I don’t even give a damn any more, she thought.
When Nick’s hand had progressed to the point of the middle of her thigh, she pushed it back. “Let’s take things a little easier, huh, Nick?”
“Aw, sorry. I mean, I thought that maybe, you know maybe—”
What she said next astounded her. “You want to go to bed with me, Nick? All right.”
“Yeah?” he replied, his voice rung with enthusiasm.
“But one thing I don’t really need is a gynecological exam in the front seat of your unmarked. So cool down a little, will you?”
“Sure, yeah, sure…”
But even Nick, a stereotypical cop, when he parked in front of her apartment—even he had the rare decency to offer, “Hey, down to the wire huh? Well, look, Helen, I gotta tell you, I really think you’re a beautiful woman, and—well, you know—you turn me on, and I’d think it’d be great if we went up to your joint and, you know, had a good roll in the hay. But, you know, I just wanna make sure it’s all cool. I mean, you said you were drunk, and I’d hate for anything to happen, and then in the morning you hate my guts ’cos you think I took advantage of you. I don’t want you thinkin’ I’m just some rubberneck cockhound—er, pardon my French.”

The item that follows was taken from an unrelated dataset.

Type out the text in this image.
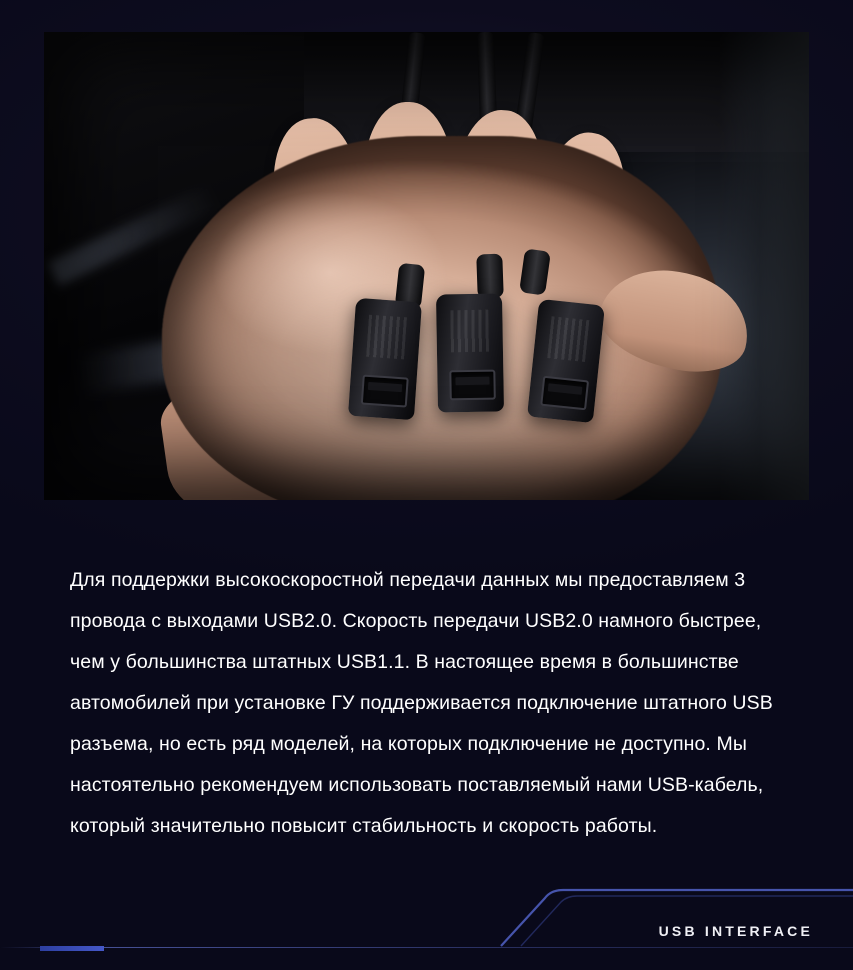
Для поддержки высокоскоростной передачи данных мы предоставляем 3 провода с выходами USB2.0. Скорость передачи USB2.0 намного быстрее, чем у большинства штатных USB1.1. В настоящее время в большинстве автомобилей при установке ГУ поддерживается подключение штатного USB разъема, но есть ряд моделей, на которых подключение не доступно. Мы настоятельно рекомендуем использовать поставляемый нами USB-кабель, который значительно повысит стабильность и скорость работы.

USB INTERFACE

Helen looked at him cock-eyed. “You know something, Nick? You may not be the best mannered guy I’ve ever met, but that’s pretty thoughtful.”
“Hey, can I help it I’m good-looking and thoughtful?”
Helen let out a long breath. “Come on, Nick. Let’s go upstairs.”
««—»»
It was some facsimile of anticipation that made her pulse race, she felt weak. I am weak, she thought, facing him in the dark murk of her own apartment now. Weak or stupid. She’d avoided involvements with cops for her entire career because she’d seen the stuff so many times. Cops made the worst one-night stands, and that’s exactly what this was. And they blabbed their bed adventures to every other tin in the squad room the next morning. Cops had sex the same way they lived: on the edge, tense, animal-like. Maybe that’s all this was—some primal flush, some need in her psyche that almost never popped up. At least he works for another department, she thought.
“How about some lights?” he said.
How about some diversity? she replied with her thoughts. Instead of turning on any lights, she lit some candles which threw their shapes onto the walls like flittering ghosts. Next thing she knew, they were embracing…
Talk about breaking the ice.
“I want you,” Nick said. Helen nearly laughed at the corniness of it. It all just felt so dumb. Light stubble whisked against her face when he kissed her. She could taste cigarettes and beer. She responded to the kisses only half-aware, the other half still trying to reckon this. This isn’t working, it first occurred to her, but then his hands began to change her mind. Intent and rather rough hands squeezing her body with hesitation. Any other time it would’ve been too fast for her, but maybe she simply didn’t care. He took off her skirt and blouse akin to a greedy kid opening a present. When his hands slipped up her belly to her bra’d breasts, an eruption of glitter seemed to fill her head.